After a 10-year break, DHL is returning to the U.S. domestic shipping space. The new DHL Parcel Metro delivery service is the carrier’s pitch for a hotly contested market: low-cost next-day or same-day delivery to urban areas, utilizing an existing network of fulfillment centers and on-demand contract labor.
Germany-based DHL has been a bit player in U.S. logistics since a failed expansion into the country a decade ago. They currently deliver about 500 million parcels per year. For comparison, FedEx expected to deliver 400 million parcels during the 2017 holiday season alone.
But in 2016, DHL announced a $137 million investment in seven new or expanded U.S. fulfillment centers. Analysts suspected a reentry into the U.S. domestic market was possible.
In March, the company confirmed it: meet DHL Parcel Metro.
How Will DHL Parcel Metro Work?
DHL describes the new parcel delivery service as follows: customers make purchases from online retailers. Retailers prepare those ecommerce delivery packages for pick-up. Drivers take them from retailers to DHL facilities, where they are then assigned to a DHL-serviced delivery route. DHL notifies retailers and end customers of scheduled deliveries. And finally, drivers collect parcels from DHL and complete the deliveries.
The courier service currently offers same-day and next-day delivery and plans to add two-hour delivery. Tracking shipments in real time will be able to customers, send special instructions to their couriers and rate parcel service deliveries.
Parcel Metro will utilize what DHL calls a “virtual delivery network,” including both local and regional carriers and “crowdsourced” on-demand couriers, in the vein of Postmates or UberEATS.
If this model works, it should allow Parcel Metro to adjust to high-and low-demand periods efficiently. However, contractors constantly come and go. Relying too heavily on a third-party labor force could cause DHL to struggle with meeting demand.

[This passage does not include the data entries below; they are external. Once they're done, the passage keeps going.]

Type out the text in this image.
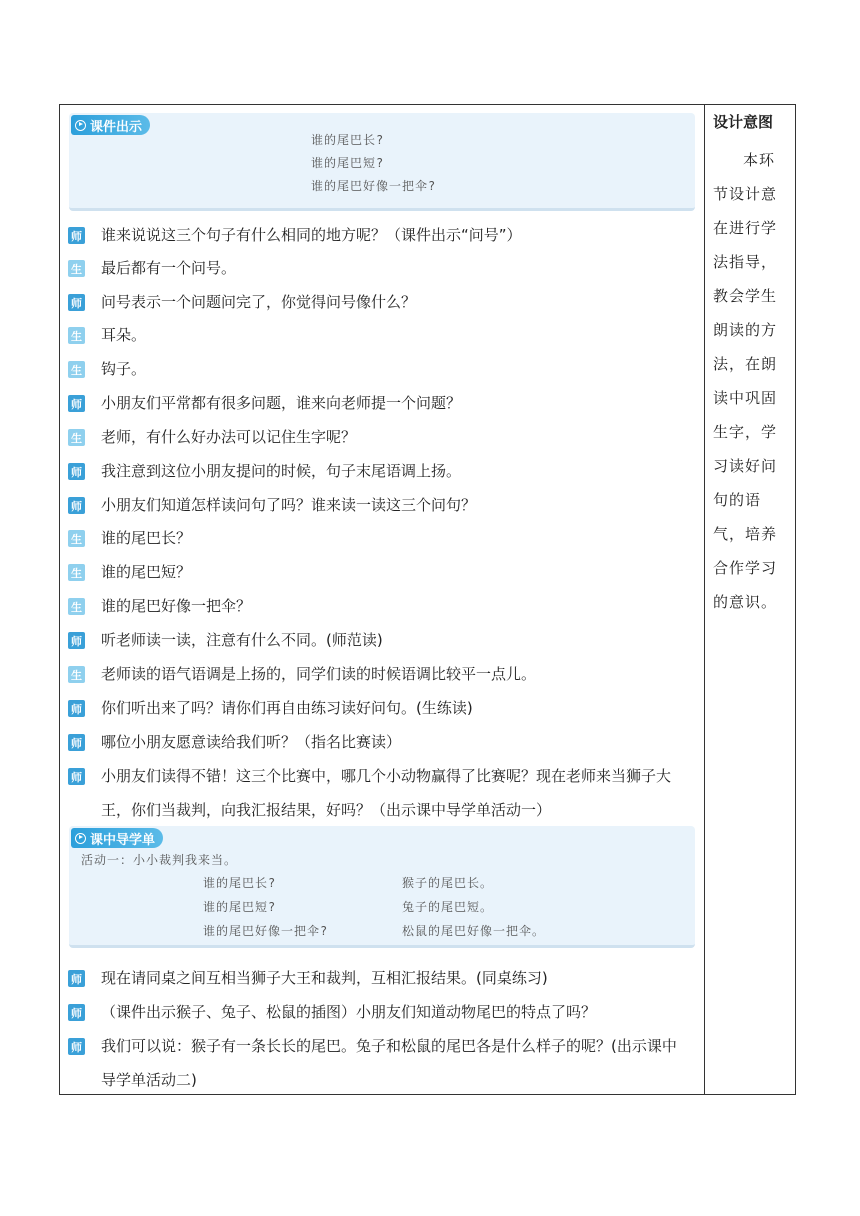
课件出示
谁的尾巴长?
谁的尾巴短?
谁的尾巴好像一把伞?
师 谁来说说这三个句子有什么相同的地方呢？（课件出示“问号”）
生 最后都有一个问号。
师 问号表示一个问题问完了，你觉得问号像什么？
生 耳朵。
生 钩子。
师 小朋友们平常都有很多问题，谁来向老师提一个问题？
生 老师，有什么好办法可以记住生字呢？
师 我注意到这位小朋友提问的时候，句子末尾语调上扬。
师 小朋友们知道怎样读问句了吗？谁来读一读这三个问句？
生 谁的尾巴长？
生 谁的尾巴短？
生 谁的尾巴好像一把伞？
师 听老师读一读，注意有什么不同。(师范读)
生 老师读的语气语调是上扬的，同学们读的时候语调比较平一点儿。
师 你们听出来了吗？请你们再自由练习读好问句。(生练读)
师 哪位小朋友愿意读给我们听？（指名比赛读）
师 小朋友们读得不错！这三个比赛中，哪几个小动物赢得了比赛呢？现在老师来当狮子大王，你们当裁判，向我汇报结果，好吗？（出示课中导学单活动一）
课中导学单
活动一：小小裁判我来当。
谁的尾巴长?
谁的尾巴短?
谁的尾巴好像一把伞?
猴子的尾巴长。
兔子的尾巴短。
松鼠的尾巴好像一把伞。
师 现在请同桌之间互相当狮子大王和裁判，互相汇报结果。(同桌练习)
师 （课件出示猴子、兔子、松鼠的插图）小朋友们知道动物尾巴的特点了吗？
师 我们可以说：猴子有一条长长的尾巴。兔子和松鼠的尾巴各是什么样子的呢？(出示课中导学单活动二)
设计意图
本环节设计意在进行学法指导，教会学生朗读的方法，在朗读中巩固生字，学习读好问句的语气，培养合作学习的意识。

DHL says retailers can “offer a fully branded delivery experience,” including a custom branded design of DHL’s mobile interface. The “virtual delivery network” software selects drivers that have the capacity to meet service levels along specific routes; a promise to retailers that DHL’s technology can keep their customers happy.
For non-urgent orders, the company said it will continue using the U.S. Postal Service for last-mile delivery as it has for years.
DHL Parcel Metro is already available in Chicago, Los Angeles and New York. The company plans to roll it out in Atlanta, Dallas, San Francisco and Washington, D.C. throughout 2018.
How Does This Compare to Other U.S. Domestic Delivery Services?
DHL Parcel Metro is only available in urban areas. The company has not hinted at plans to provide cross-country courier services. In other words, DHL is positioning itself as a last-mile fulfillment partner. It can move packages from retailers to their customers, but won’t get involved earlier in the supply chain.
That will likely keep costs down for DHL Parcel Metro. The company doesn’t have to assume any of the high costs of long-distance fulfillment services as those will still fall to retailers. As such, we expect Parcel Metro’s rates to be lower than those of its direct competitors, UPS’ SurePost and FedEx’s SmartPost.
By limiting itself to urban areas, DHL is positioning its services close to consumers. That allows it to offer delivery times as short as two hours. Even if FedEx and UPS are able to make deliveries in such a short amount of time, they usually don’t promise it because they often have to cover larger distances too.
One Cowen & Co. analyst told CNBC that she suspects DHL is working with Amazon. “Amazon is growing 35-plus percent per year, and they need to figure out a way to get stuff to the buyers” Helane Becker told the business news channel. “FedEx and UPS have told Amazon they won’t scale with them, meaning that Amazon has to figure out a way to support their delivery network themselves.”
Whether that prediction turns out to be true or not, Parcel Metro will pose a direct threat to FedEx and UPS services in the ever-more-crowded last-mile-delivery space.
Is DHL Parcel Metro an Option for Your Company?
DHL has not said that Parcel Metro exclusively serve the retail market, but it hasn’t mentioned any other sector. Plus, its tight focus on urban markets makes much more sense for retailers than for manufacturers or other mid-supply-chain companies.
If you’re a retailer serving one of the urban areas where DHL Parcel Metro operates, you’re likely to benefit from its presence even if you don’t pursue a contract with the new service. Having a new parcel delivery competitor could force FedEx and UPS to lower their rates to compete. DHL hasn’t published Parcel Metro’s rates publicly. For now, the company is encouraging retailers to contact its representatives for a quote.